I am looking to totally revamp my suspension and am learning the rudiments of suspensions PDQ.
Trying to find useful information is pretty hard, and especially for an 80 series truck. Its exacerbated by the fact that I have a 6" lift that seems to have been cobbled together, albeit professionally done.

So far I have managed find out that there are a number of 6" lift suspension kits. Almost every one supplies/recommends a different shock length.
Some even recommend the same length front and rear (hence my questions)

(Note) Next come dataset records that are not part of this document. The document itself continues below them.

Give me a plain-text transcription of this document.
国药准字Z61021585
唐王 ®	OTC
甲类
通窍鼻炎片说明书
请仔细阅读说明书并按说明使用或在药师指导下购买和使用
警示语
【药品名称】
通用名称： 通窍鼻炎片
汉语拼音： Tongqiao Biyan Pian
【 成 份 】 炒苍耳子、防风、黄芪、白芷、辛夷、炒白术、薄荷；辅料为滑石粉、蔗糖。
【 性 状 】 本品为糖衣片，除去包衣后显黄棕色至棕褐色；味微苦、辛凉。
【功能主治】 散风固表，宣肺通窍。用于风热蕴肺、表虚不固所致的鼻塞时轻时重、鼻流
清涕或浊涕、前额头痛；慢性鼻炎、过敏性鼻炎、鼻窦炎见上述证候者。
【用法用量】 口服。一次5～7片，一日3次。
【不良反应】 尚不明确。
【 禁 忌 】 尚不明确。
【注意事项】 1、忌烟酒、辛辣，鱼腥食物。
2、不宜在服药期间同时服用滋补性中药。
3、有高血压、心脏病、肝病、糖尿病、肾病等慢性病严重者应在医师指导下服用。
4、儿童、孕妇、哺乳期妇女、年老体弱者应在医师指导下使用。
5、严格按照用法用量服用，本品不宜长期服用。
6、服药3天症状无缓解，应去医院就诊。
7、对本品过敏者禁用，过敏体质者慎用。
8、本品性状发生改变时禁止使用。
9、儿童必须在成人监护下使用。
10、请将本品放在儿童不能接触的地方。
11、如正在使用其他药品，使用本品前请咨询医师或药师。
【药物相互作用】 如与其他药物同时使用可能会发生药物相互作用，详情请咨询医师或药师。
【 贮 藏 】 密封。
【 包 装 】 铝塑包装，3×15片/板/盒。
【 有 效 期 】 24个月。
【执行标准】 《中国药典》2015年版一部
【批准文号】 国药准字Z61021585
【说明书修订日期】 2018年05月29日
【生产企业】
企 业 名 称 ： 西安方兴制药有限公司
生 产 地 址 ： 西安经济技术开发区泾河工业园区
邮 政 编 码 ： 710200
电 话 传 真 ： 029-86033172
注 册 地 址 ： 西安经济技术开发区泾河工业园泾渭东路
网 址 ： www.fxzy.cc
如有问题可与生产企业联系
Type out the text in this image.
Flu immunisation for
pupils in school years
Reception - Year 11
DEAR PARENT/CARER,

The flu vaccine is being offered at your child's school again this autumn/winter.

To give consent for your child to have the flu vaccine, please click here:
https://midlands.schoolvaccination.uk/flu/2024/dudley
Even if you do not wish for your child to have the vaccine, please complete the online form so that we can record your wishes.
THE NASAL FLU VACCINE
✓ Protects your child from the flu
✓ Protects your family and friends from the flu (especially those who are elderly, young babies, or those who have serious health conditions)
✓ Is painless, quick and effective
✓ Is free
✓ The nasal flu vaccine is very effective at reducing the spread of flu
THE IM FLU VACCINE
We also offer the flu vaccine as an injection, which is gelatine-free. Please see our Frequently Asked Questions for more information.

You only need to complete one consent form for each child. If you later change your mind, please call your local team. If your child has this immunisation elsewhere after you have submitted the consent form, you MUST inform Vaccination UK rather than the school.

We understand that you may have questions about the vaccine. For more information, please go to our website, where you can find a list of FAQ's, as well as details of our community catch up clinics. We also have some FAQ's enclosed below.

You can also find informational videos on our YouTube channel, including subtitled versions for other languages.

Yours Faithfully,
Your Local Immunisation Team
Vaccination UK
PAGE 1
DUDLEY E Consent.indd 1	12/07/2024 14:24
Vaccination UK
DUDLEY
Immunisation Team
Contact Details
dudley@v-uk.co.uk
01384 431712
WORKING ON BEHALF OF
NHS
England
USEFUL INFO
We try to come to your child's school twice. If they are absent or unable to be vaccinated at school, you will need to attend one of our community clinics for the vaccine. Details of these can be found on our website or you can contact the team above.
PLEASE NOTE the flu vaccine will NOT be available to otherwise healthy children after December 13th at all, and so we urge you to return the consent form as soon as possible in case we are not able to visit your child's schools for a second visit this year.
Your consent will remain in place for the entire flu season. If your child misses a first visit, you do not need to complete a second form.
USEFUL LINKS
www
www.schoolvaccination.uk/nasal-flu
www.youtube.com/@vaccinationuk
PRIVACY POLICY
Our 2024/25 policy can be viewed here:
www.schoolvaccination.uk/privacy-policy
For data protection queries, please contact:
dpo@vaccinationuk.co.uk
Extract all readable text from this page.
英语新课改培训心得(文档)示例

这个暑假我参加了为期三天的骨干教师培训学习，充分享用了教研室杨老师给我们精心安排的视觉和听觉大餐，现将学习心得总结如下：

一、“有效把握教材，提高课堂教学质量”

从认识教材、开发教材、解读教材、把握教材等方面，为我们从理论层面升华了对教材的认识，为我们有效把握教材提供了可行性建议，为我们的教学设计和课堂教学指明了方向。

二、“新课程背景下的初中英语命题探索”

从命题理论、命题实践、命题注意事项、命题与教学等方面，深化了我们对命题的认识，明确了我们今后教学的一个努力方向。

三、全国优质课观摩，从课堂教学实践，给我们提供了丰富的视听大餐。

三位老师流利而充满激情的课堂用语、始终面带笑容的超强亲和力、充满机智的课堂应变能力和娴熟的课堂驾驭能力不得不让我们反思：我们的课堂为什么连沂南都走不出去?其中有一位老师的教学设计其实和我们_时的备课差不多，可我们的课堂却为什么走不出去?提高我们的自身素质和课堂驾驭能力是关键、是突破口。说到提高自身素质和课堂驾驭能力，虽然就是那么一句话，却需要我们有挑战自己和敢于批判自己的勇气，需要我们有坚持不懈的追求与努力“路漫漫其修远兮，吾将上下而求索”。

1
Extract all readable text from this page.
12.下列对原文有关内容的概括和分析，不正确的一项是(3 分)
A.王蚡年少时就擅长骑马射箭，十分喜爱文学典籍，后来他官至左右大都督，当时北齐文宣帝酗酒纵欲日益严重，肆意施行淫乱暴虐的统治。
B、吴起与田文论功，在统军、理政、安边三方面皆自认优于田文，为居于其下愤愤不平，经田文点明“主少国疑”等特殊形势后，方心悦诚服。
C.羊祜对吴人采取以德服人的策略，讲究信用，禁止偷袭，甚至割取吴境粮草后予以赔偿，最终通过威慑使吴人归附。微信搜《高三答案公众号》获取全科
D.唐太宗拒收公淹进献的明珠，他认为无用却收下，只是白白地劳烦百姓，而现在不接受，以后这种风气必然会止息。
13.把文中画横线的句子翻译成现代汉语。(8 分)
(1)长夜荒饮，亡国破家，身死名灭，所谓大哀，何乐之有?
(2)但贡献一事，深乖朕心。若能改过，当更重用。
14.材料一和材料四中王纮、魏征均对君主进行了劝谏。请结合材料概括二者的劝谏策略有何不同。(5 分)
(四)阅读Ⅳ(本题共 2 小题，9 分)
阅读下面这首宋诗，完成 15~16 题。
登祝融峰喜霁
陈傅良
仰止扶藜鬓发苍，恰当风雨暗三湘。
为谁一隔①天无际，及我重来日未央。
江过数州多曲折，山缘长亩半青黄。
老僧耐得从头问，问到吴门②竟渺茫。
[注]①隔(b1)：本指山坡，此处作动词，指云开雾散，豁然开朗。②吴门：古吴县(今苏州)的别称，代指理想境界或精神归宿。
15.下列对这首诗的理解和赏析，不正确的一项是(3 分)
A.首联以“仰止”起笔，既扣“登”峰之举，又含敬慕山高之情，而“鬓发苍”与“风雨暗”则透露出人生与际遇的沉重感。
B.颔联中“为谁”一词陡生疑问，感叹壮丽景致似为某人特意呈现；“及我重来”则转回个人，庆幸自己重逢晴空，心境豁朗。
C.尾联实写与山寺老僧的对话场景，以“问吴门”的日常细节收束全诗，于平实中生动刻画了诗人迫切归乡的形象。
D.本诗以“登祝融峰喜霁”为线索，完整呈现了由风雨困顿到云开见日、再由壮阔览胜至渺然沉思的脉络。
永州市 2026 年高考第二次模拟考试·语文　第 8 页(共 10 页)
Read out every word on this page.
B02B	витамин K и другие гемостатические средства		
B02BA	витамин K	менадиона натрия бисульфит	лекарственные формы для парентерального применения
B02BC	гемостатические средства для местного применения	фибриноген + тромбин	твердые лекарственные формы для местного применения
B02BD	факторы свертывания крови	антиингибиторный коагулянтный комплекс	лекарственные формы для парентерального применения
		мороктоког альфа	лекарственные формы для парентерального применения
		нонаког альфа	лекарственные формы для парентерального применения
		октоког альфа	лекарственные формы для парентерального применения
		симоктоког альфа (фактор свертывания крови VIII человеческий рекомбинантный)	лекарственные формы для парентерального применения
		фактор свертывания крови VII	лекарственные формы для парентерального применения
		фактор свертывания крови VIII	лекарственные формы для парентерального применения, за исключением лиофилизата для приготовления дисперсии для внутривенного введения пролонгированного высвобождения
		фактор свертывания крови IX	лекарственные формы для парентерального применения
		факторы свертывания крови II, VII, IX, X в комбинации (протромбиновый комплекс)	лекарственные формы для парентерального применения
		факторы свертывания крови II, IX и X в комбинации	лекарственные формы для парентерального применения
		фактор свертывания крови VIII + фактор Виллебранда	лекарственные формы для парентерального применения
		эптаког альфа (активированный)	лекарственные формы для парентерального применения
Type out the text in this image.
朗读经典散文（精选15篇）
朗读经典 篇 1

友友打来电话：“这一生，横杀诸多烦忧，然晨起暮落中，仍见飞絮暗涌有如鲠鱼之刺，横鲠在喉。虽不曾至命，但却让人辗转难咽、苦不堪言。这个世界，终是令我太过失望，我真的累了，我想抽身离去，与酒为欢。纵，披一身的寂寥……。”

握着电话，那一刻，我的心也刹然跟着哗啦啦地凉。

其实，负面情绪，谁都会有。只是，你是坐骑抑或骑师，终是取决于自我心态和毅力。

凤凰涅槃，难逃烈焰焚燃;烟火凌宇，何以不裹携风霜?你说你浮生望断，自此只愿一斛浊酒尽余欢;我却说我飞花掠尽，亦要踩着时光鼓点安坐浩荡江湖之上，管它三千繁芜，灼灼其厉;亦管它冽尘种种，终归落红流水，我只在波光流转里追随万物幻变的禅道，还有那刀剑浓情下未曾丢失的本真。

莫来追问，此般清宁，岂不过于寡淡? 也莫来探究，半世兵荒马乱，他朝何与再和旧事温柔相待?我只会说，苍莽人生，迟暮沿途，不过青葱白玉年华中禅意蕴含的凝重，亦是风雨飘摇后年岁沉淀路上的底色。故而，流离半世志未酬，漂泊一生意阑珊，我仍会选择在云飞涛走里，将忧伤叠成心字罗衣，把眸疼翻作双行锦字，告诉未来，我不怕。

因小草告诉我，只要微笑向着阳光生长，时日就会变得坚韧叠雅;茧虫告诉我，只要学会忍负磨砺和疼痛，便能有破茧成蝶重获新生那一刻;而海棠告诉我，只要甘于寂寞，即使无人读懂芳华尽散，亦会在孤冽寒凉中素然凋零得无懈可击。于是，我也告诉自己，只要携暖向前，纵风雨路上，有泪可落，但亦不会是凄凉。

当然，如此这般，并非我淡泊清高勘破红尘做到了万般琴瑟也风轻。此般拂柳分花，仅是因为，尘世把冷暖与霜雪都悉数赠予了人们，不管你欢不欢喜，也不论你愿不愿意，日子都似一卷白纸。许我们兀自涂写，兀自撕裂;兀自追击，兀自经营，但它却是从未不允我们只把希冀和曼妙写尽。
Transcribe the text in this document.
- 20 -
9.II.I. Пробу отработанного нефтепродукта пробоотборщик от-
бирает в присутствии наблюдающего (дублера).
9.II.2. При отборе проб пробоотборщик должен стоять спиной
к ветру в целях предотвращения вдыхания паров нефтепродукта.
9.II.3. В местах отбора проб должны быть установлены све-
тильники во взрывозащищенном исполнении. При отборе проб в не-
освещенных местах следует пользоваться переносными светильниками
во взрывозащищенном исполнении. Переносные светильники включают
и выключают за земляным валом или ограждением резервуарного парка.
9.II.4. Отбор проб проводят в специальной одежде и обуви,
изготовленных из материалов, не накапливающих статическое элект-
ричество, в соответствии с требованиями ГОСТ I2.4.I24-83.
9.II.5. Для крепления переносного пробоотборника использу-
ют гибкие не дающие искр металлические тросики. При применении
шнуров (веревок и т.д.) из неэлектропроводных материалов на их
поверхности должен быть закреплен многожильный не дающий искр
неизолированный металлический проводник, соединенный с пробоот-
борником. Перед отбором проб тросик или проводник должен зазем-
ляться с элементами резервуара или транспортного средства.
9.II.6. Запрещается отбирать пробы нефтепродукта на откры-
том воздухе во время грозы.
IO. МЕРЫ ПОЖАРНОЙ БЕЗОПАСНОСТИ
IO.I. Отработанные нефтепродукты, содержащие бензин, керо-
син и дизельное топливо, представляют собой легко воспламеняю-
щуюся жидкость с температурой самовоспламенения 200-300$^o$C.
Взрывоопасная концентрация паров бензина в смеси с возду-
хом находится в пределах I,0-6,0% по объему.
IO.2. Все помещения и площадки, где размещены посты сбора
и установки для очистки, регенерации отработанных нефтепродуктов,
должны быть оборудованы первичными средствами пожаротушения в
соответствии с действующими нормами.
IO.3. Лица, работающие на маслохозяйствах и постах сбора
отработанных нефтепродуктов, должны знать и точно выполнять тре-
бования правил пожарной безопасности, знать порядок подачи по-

What is interesting though, is that for a 6" lift shock length recommendations vary from 620mm extended to 708mm extended, all with varying degrees of compression and shock travel.

A veritable minefield.

I hope to post my project, findings and final solution on here for anyone who is interested.
 
the general way to choose shocks and springs is to calculate the "normal" weight of your truck, work out the height you would like, and then calculate the spring length and compression ratio based on that weight.

You then match your dampers to your choice of springs. For example a stronger spring needs a sgnificantly stronger damper.

As you ave found getting exact specs can be hard, but you may like to consider getting some springs custom made- they aren't that expensive and there are at least 2 companies in the UK that specialise in making automotive, short run, springs.